终于到本文主题了,既然有了上面的测试script方便QA提交测试任务,那统计RGW写速度,以前写了一个python来统计,不是很通用,因为import了产品的function,一旦脱离产品环境运行cosbench,python脚本就没法执行了,今天重写了个统计cosbench写速度的shell脚本,内容如下:

root@node244:~# cat calc_cosbench_speed.sh 
#!/bin/bash

ARCHIVE=/root/0.4.2.c4/archive/
HISTORY=run-history.csv

HISTORY_FILE=${ARCHIVE}${HISTORY}

if [ ! -f ${HISTORY_FILE} ]; then
  echo ""
  echo -e "\033[31m [ERROR]  !!! Not find file : ${HISTORY_FILE} \033[0m"
  echo ""
  exit 1
fi

while read line
do
    # echo $line
    if [[ x"$line" =~ x"Id" ]]; then
        continue
    else
        task_id=`echo $line | awk -F"," '{{print $1}}'`
        task_name=`echo $line | awk -F"," '{{print $2}}'`
        TASK_STATUS=`echo $line | awk -F"," '{{print $7}}'`
        work_dir=${ARCHIVE}${task_id}-${task_name}

        # echo ${task_id}, ${task_name}, ${TASK_STATUS}, ${work_dir}

        if [[ -d ${work_dir} ]]; then
            if [[ x"${TASK_STATUS}" == x"finished" ]]; then
                TOTAL_OBJS=`cat ${work_dir}/driver*.csv | grep write | grep -v init | awk -F',' '{{print $3}}' | awk '{sum += $1};END {print sum}'`
                # echo ${TOTAL_OBJS}

                START_TIME=`echo $line | awk -F"," '{{print $4}}'`
                END_TIME=`echo $line | awk -F"," '{{print $5}}'`
                START_TIME_STR=`date -d "${START_TIME}" +%s`
                END_TIME_STR=`date -d "${END_TIME}" +%s`
                COST_TIME=`expr ${END_TIME_STR} - ${START_TIME_STR}`
                # echo ${COST_TIME}
                WRITE_SPEED=`echo | awk "{print (${TOTAL_OBJS} / ${COST_TIME})}"`

                echo ""
                echo -e "\033[32m   Task : (${task_id}-${task_name}), write total objects : (${TOTAL_OBJS}), cost time : (${COST_TIME}(s)), write speed : (${WRITE_SPEED}) \033[0m"
                echo ""
            else
                echo -e "\033[33m   [WARN]  Task : (${task_id}-${task_name}) status is not finished, but : (${TASK_STATUS}), please pay more attention!!! \033[0m"
                echo ""
            fi
        else
            echo -e "\033[31m [ERROR]   !!! Not find cosbench archive folder : ${work_dir}  \033[0m"
            exit 1
        fi
    fi
done < ${HISTORY_FILE}

执行效果如下:

python脚本

今天(2020-06-18)使用python改写了一版,参考如下:

root@node244:~/75# cat calc_cosbench_speed.py 
#!/usr/bin/env python
# -*- coding:UTF-8 -*-

from __future__ import unicode_literals

import os
import sys
import time


ARCHIVE_PATH = "/root/0.4.2.c4/archive"
HISTORY = "run-history.csv"

HISTORY_FILE = ARCHIVE_PATH + os.sep + HISTORY

if not os.path.exists(HISTORY_FILE):
    print("\033[31m \n  [ERROR]  Not find path for : ({}) \033[0m \n".format(HISTORY_FILE))
    sys.exit(1)

his_content = os.popen("cat {}".format(HISTORY_FILE)).read()
for each_line in his_content.strip().split("\n"):
    if each_line.startswith("Id"):
        continue

    try:
        line_list = each_line.split(',')
        task_id = line_list[0]
        task_name = line_list[1]
        task_state = line_list[6].strip()
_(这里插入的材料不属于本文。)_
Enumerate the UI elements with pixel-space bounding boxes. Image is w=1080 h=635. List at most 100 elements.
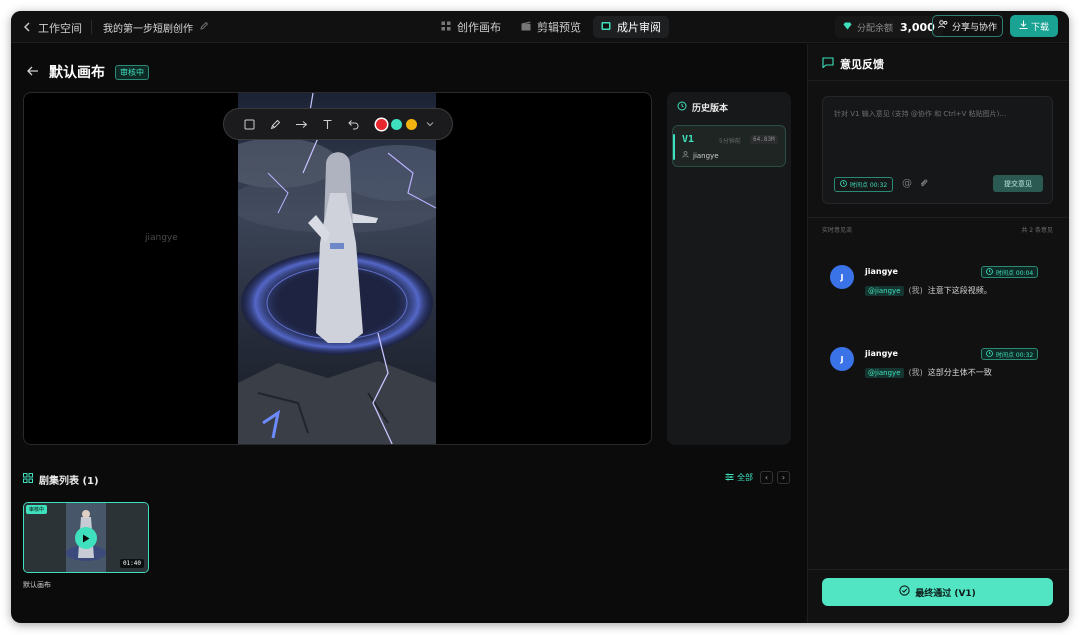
comment-item[interactable]: J jiangye 时间点 00:04 @jiangye (我) 注意下这段视频… xyxy=(830,265,1045,309)
comment-text: 注意下这段视频。 xyxy=(927,286,992,295)
feedback-header: 意见反馈 xyxy=(822,56,884,72)
divider xyxy=(91,20,92,34)
rectangle-tool-icon[interactable] xyxy=(236,113,262,135)
chevron-left-icon xyxy=(23,22,31,35)
thumbnail-duration: 01:40 xyxy=(119,559,144,568)
balance-display: 分配余额 3,000 xyxy=(835,16,943,38)
thumbnail-status-badge: 审核中 xyxy=(26,505,48,514)
comment-body: @jiangye (我) 注意下这段视频。 xyxy=(865,285,992,296)
avatar: J xyxy=(830,347,854,371)
check-circle-icon xyxy=(899,585,910,599)
divider xyxy=(808,569,1069,570)
comment-composer[interactable]: 针对 V1 输入意见 (支持 @协作 和 Ctrl+V 粘贴图片)... 时间点… xyxy=(822,96,1053,204)
balance-label: 分配余额 xyxy=(857,23,894,34)
pencil-icon[interactable] xyxy=(199,21,209,34)
play-icon[interactable] xyxy=(75,527,97,549)
comment-timestamp[interactable]: 时间点 00:04 xyxy=(981,266,1039,278)
filter-all-button[interactable]: 全部 xyxy=(725,472,753,483)
arrow-left-icon[interactable] xyxy=(27,65,39,79)
back-to-workspace-button[interactable]: 工作空间 xyxy=(23,20,82,36)
version-card[interactable]: V1 5分钟前 64.83M jiangye xyxy=(672,125,786,167)
filter-all-label: 全部 xyxy=(737,473,753,482)
avatar: J xyxy=(830,265,854,289)
share-collab-button[interactable]: 分享与协作 xyxy=(932,15,1003,37)
app-window: 工作空间 我的第一步短剧创作 创作画布 剪辑预览 成片审阅 分配余额 3,000… xyxy=(11,11,1069,623)
author-name: jiangye xyxy=(693,151,719,160)
tab-edit-preview[interactable]: 剪辑预览 xyxy=(513,16,589,38)
top-bar: 工作空间 我的第一步短剧创作 创作画布 剪辑预览 成片审阅 分配余额 3,000… xyxy=(11,11,1069,43)
submit-feedback-button[interactable]: 提交意见 xyxy=(993,175,1043,192)
video-still-image xyxy=(238,93,436,444)
color-red-swatch[interactable] xyxy=(376,118,387,130)
text-tool-icon[interactable] xyxy=(314,113,340,135)
episode-list-header: 剧集列表 (1) xyxy=(23,472,99,487)
clock-icon xyxy=(986,349,993,359)
version-time: 5分钟前 xyxy=(719,138,741,145)
next-page-button[interactable]: › xyxy=(777,471,790,484)
breadcrumb: 默认画布 审核中 xyxy=(27,62,149,82)
comment-stream-header: 实时意见流 共 2 条意见 xyxy=(822,225,1053,234)
comment-count: 共 2 条意见 xyxy=(1021,227,1053,234)
tab-final-review[interactable]: 成片审阅 xyxy=(593,16,669,38)
color-yellow-swatch[interactable] xyxy=(406,118,417,130)
video-frame[interactable] xyxy=(238,93,436,444)
watermark-text: jiangye xyxy=(145,233,178,243)
comment-timestamp[interactable]: 时间点 00:32 xyxy=(981,348,1039,360)
tab-label: 创作画布 xyxy=(457,21,501,34)
mention-tag[interactable]: @jiangye xyxy=(865,367,904,378)
annotation-toolbar xyxy=(223,108,453,140)
timestamp-chip[interactable]: 时间点 00:32 xyxy=(834,177,894,192)
clapper-icon xyxy=(521,21,531,34)
comment-item[interactable]: J jiangye 时间点 00:32 @jiangye (我) 这部分主体不一… xyxy=(830,347,1045,391)
divider xyxy=(808,80,1069,81)
version-history-panel: 历史版本 V1 5分钟前 64.83M jiangye xyxy=(667,92,791,445)
tab-label: 成片审阅 xyxy=(617,21,661,34)
mode-tabs: 创作画布 剪辑预览 成片审阅 xyxy=(433,16,669,38)
at-mention-icon[interactable]: @ xyxy=(902,178,912,189)
grid-icon xyxy=(23,473,33,486)
version-author: jiangye xyxy=(682,151,719,160)
attach-icon[interactable] xyxy=(919,178,928,191)
stream-label: 实时意见流 xyxy=(822,227,853,234)
undo-icon[interactable] xyxy=(340,113,366,135)
mention-tag[interactable]: @jiangye xyxy=(865,285,904,296)
arrow-tool-icon[interactable] xyxy=(288,113,314,135)
users-icon xyxy=(937,20,948,32)
download-button[interactable]: 下载 xyxy=(1010,15,1058,37)
comment-body: @jiangye (我) 这部分主体不一致 xyxy=(865,367,992,378)
grid-icon xyxy=(441,21,451,34)
download-label: 下载 xyxy=(1030,22,1049,33)
diamond-icon xyxy=(843,22,852,33)
review-canvas[interactable]: jiangye xyxy=(23,92,652,445)
chevron-down-icon[interactable] xyxy=(421,113,439,135)
feedback-panel: 意见反馈 针对 V1 输入意见 (支持 @协作 和 Ctrl+V 粘贴图片)..… xyxy=(807,44,1069,623)
comment-author: jiangye xyxy=(865,267,898,276)
divider xyxy=(808,217,1069,218)
prev-page-button[interactable]: ‹ xyxy=(760,471,773,484)
final-approve-label: 最终通过 (V1) xyxy=(915,588,976,599)
color-teal-swatch[interactable] xyxy=(391,118,402,130)
project-title[interactable]: 我的第一步短剧创作 xyxy=(103,20,209,35)
comment-time-label: 时间点 00:32 xyxy=(996,351,1034,359)
comment-input-placeholder[interactable]: 针对 V1 输入意见 (支持 @协作 和 Ctrl+V 粘贴图片)... xyxy=(834,109,1006,119)
project-name: 我的第一步短剧创作 xyxy=(103,24,193,35)
clock-icon xyxy=(986,267,993,277)
version-label: V1 xyxy=(682,134,695,145)
episode-thumbnail[interactable]: 审核中 01:40 xyxy=(23,502,149,573)
comment-author: jiangye xyxy=(865,349,898,358)
history-header: 历史版本 xyxy=(677,101,728,114)
timestamp-chip-label: 时间点 00:32 xyxy=(850,182,888,189)
clock-icon xyxy=(840,180,847,189)
history-title: 历史版本 xyxy=(692,104,729,114)
version-size: 64.83M xyxy=(750,135,778,144)
back-label: 工作空间 xyxy=(38,22,82,35)
final-approve-button[interactable]: 最终通过 (V1) xyxy=(822,578,1053,606)
pen-tool-icon[interactable] xyxy=(262,113,288,135)
tab-canvas[interactable]: 创作画布 xyxy=(433,16,509,38)
episode-list-title: 剧集列表 (1) xyxy=(39,476,99,487)
active-indicator xyxy=(673,134,675,160)
chevron-right-icon: › xyxy=(781,473,786,482)
self-marker: (我) xyxy=(908,286,923,295)
download-icon xyxy=(1019,20,1028,32)
filter-icon xyxy=(725,473,734,483)
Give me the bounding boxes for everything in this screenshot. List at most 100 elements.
        if task_state == 'finished':
            work_dir = "{}/{}-{}".format(ARCHIVE_PATH, task_id, task_name)
            start_time = line_list[3]
            end_time = line_list[4]

            start_time_array = time.strptime(start_time, "%Y-%m-%d %H:%M:%S")
            end_time_array = time.strptime(end_time, "%Y-%m-%d %H:%M:%S")
            start_times_tamp = time.mktime(start_time_array)
            end_times_tamp = time.mktime(end_time_array)
            time_diff = end_times_tamp - start_times_tamp

            total_objs_cmd = "cat {}/driver*.csv | grep write | grep -v init " \
                             "| awk -F',' '{{print $3}}'".format(work_dir)
            count_str = os.popen(total_objs_cmd).read().strip()
            couts_str_list = count_str.split("\n")
            couts_str_int = map(int, couts_str_list)
            total_objs = sum(couts_str_int)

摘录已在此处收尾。